Like all other mergers, both these mergers had to be waived through by the Australian Competition and Consumer Commission (ACCC). The ACCC has historically looked at media mergers from an advertisers’ point of view and, in both cases, pointed to declining reliance on papers by advertisers. It has never seen diversity of ideas and debate has part of its remit.
However, the ACCC’s New Zealand equivalent, the Commerce Commission, saw things differently when APN (trading as NZME) and Fairfax sought to merge their newspaper operations across the Tasman to create a New Zealand-wide monopoly. Last month, commission chair Mark Berry rejected the proposal, pointing directly to the need for diversity, saying: “Our primary concerns remain that this merger would be likely to reduce both the quality of news produced and the diversity of voices (plurality) available for New Zealanders to consume.

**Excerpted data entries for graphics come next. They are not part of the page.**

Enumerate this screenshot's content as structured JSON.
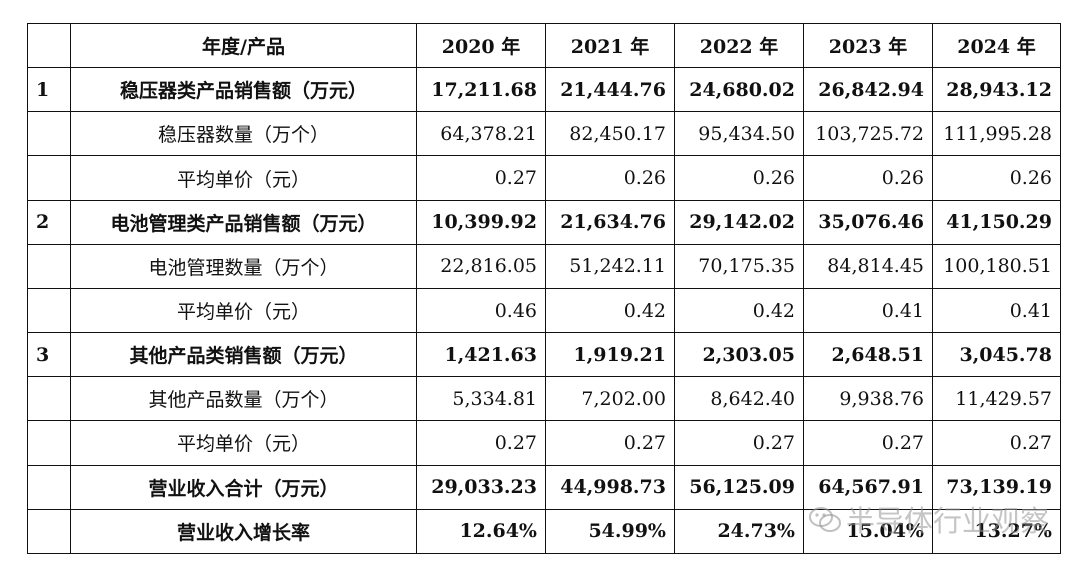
{
  "table": {
    "header": {
      "index": "",
      "label": "年度/产品",
      "years": [
        "2020 年",
        "2021 年",
        "2022 年",
        "2023 年",
        "2024 年"
      ]
    },
    "rows": [
      {
        "index": "1",
        "label": "稳压器类产品销售额（万元）",
        "bold": true,
        "values": [
          "17,211.68",
          "21,444.76",
          "24,680.02",
          "26,842.94",
          "28,943.12"
        ]
      },
      {
        "index": "",
        "label": "稳压器数量（万个）",
        "bold": false,
        "values": [
          "64,378.21",
          "82,450.17",
          "95,434.50",
          "103,725.72",
          "111,995.28"
        ]
      },
      {
        "index": "",
        "label": "平均单价（元）",
        "bold": false,
        "values": [
          "0.27",
          "0.26",
          "0.26",
          "0.26",
          "0.26"
        ]
      },
      {
        "index": "2",
        "label": "电池管理类产品销售额（万元）",
        "bold": true,
        "values": [
          "10,399.92",
          "21,634.76",
          "29,142.02",
          "35,076.46",
          "41,150.29"
        ]
      },
      {
        "index": "",
        "label": "电池管理数量（万个）",
        "bold": false,
        "values": [
          "22,816.05",
          "51,242.11",
          "70,175.35",
          "84,814.45",
          "100,180.51"
        ]
      },
      {
        "index": "",
        "label": "平均单价（元）",
        "bold": false,
        "values": [
          "0.46",
          "0.42",
          "0.42",
          "0.41",
          "0.41"
        ]
      },
      {
        "index": "3",
        "label": "其他产品类销售额（万元）",
        "bold": true,
        "values": [
          "1,421.63",
          "1,919.21",
          "2,303.05",
          "2,648.51",
          "3,045.78"
        ]
      },
      {
        "index": "",
        "label": "其他产品数量（万个）",
        "bold": false,
        "values": [
          "5,334.81",
          "7,202.00",
          "8,642.40",
          "9,938.76",
          "11,429.57"
        ]
      },
      {
        "index": "",
        "label": "平均单价（元）",
        "bold": false,
        "values": [
          "0.27",
          "0.27",
          "0.27",
          "0.27",
          "0.27"
        ]
      },
      {
        "index": "",
        "label": "营业收入合计（万元）",
        "bold": true,
        "values": [
          "29,033.23",
          "44,998.73",
          "56,125.09",
          "64,567.91",
          "73,139.19"
        ]
      },
      {
        "index": "",
        "label": "营业收入增长率",
        "bold": true,
        "values": [
          "12.64%",
          "54.99%",
          "24.73%",
          "15.04%",
          "13.27%"
        ]
      }
    ]
  },
  "watermark": {
    "text": "半导体行业观察",
    "icon": "wechat-icon"
  }
}
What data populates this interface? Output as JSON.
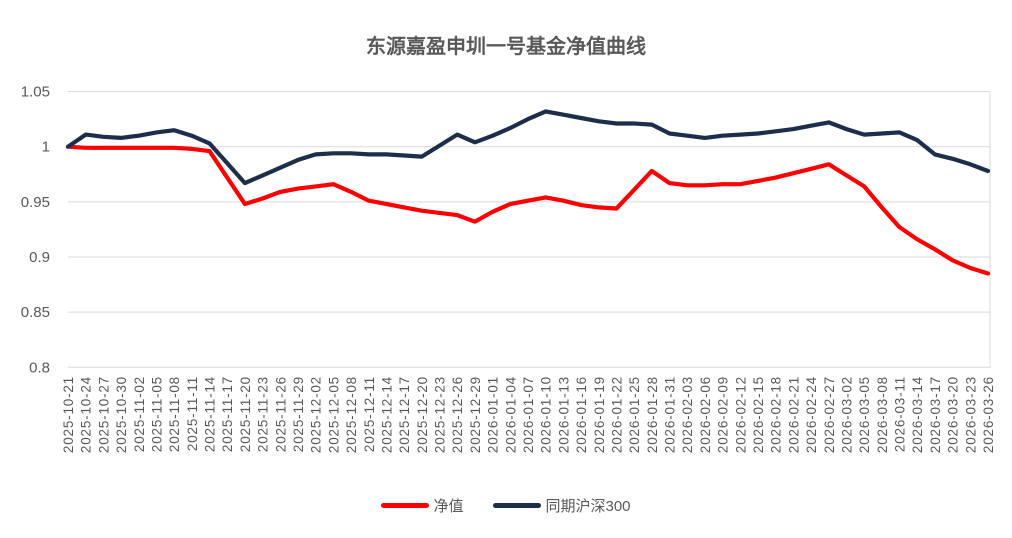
{
  "chart_data": {
    "type": "line",
    "title": "东源嘉盈申圳一号基金净值曲线",
    "x": [
      "2025-10-21",
      "2025-10-24",
      "2025-10-27",
      "2025-10-30",
      "2025-11-02",
      "2025-11-05",
      "2025-11-08",
      "2025-11-11",
      "2025-11-14",
      "2025-11-17",
      "2025-11-20",
      "2025-11-23",
      "2025-11-26",
      "2025-11-29",
      "2025-12-02",
      "2025-12-05",
      "2025-12-08",
      "2025-12-11",
      "2025-12-14",
      "2025-12-17",
      "2025-12-20",
      "2025-12-23",
      "2025-12-26",
      "2025-12-29",
      "2026-01-01",
      "2026-01-04",
      "2026-01-07",
      "2026-01-10",
      "2026-01-13",
      "2026-01-16",
      "2026-01-19",
      "2026-01-22",
      "2026-01-25",
      "2026-01-28",
      "2026-01-31",
      "2026-02-03",
      "2026-02-06",
      "2026-02-09",
      "2026-02-12",
      "2026-02-15",
      "2026-02-18",
      "2026-02-21",
      "2026-02-24",
      "2026-02-27",
      "2026-03-02",
      "2026-03-05",
      "2026-03-08",
      "2026-03-11",
      "2026-03-14",
      "2026-03-17",
      "2026-03-20",
      "2026-03-23",
      "2026-03-26"
    ],
    "series": [
      {
        "name": "净值",
        "color": "#ff0000",
        "values": [
          1.0,
          0.999,
          0.999,
          0.999,
          0.999,
          0.999,
          0.999,
          0.998,
          0.996,
          0.972,
          0.948,
          0.953,
          0.959,
          0.962,
          0.964,
          0.966,
          0.959,
          0.951,
          0.948,
          0.945,
          0.942,
          0.94,
          0.938,
          0.932,
          0.941,
          0.948,
          0.951,
          0.954,
          0.951,
          0.947,
          0.945,
          0.944,
          0.961,
          0.978,
          0.967,
          0.965,
          0.965,
          0.966,
          0.966,
          0.969,
          0.972,
          0.976,
          0.98,
          0.984,
          0.974,
          0.964,
          0.945,
          0.927,
          0.916,
          0.907,
          0.897,
          0.89,
          0.885
        ]
      },
      {
        "name": "同期沪深300",
        "color": "#1c2e4a",
        "values": [
          1.0,
          1.011,
          1.009,
          1.008,
          1.01,
          1.013,
          1.015,
          1.01,
          1.003,
          0.985,
          0.967,
          0.974,
          0.981,
          0.988,
          0.993,
          0.994,
          0.994,
          0.993,
          0.993,
          0.992,
          0.991,
          1.001,
          1.011,
          1.004,
          1.01,
          1.017,
          1.025,
          1.032,
          1.029,
          1.026,
          1.023,
          1.021,
          1.021,
          1.02,
          1.012,
          1.01,
          1.008,
          1.01,
          1.011,
          1.012,
          1.014,
          1.016,
          1.019,
          1.022,
          1.016,
          1.011,
          1.012,
          1.013,
          1.006,
          0.993,
          0.989,
          0.984,
          0.978
        ]
      }
    ],
    "ylim": [
      0.8,
      1.05
    ],
    "yticks": [
      1.05,
      1.0,
      0.95,
      0.9,
      0.85,
      0.8
    ],
    "ytick_labels": [
      "1.05",
      "1",
      "0.95",
      "0.9",
      "0.85",
      "0.8"
    ],
    "grid": true,
    "legend_position": "bottom"
  },
  "colors": {
    "grid": "#d9d9d9",
    "axis_text": "#595959",
    "title_text": "#595959"
  }
}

“Competition between NZME and Fairfax leads them to produce higher quality content than would otherwise exist with the merger. This competition incentivises investment in editorial resources, motivates journalists and editors in their day-to-day work and acts as a safeguard to plurality.”
Monopoly is the lazy, 20th century response to the challenges the media faces. Now, journalism depends on investment in quality. Barriers to entry are low. Mergers may produce some short term gain for media owners. But they come at the expense of the competition in diversity that drives quality, particularly at the local level.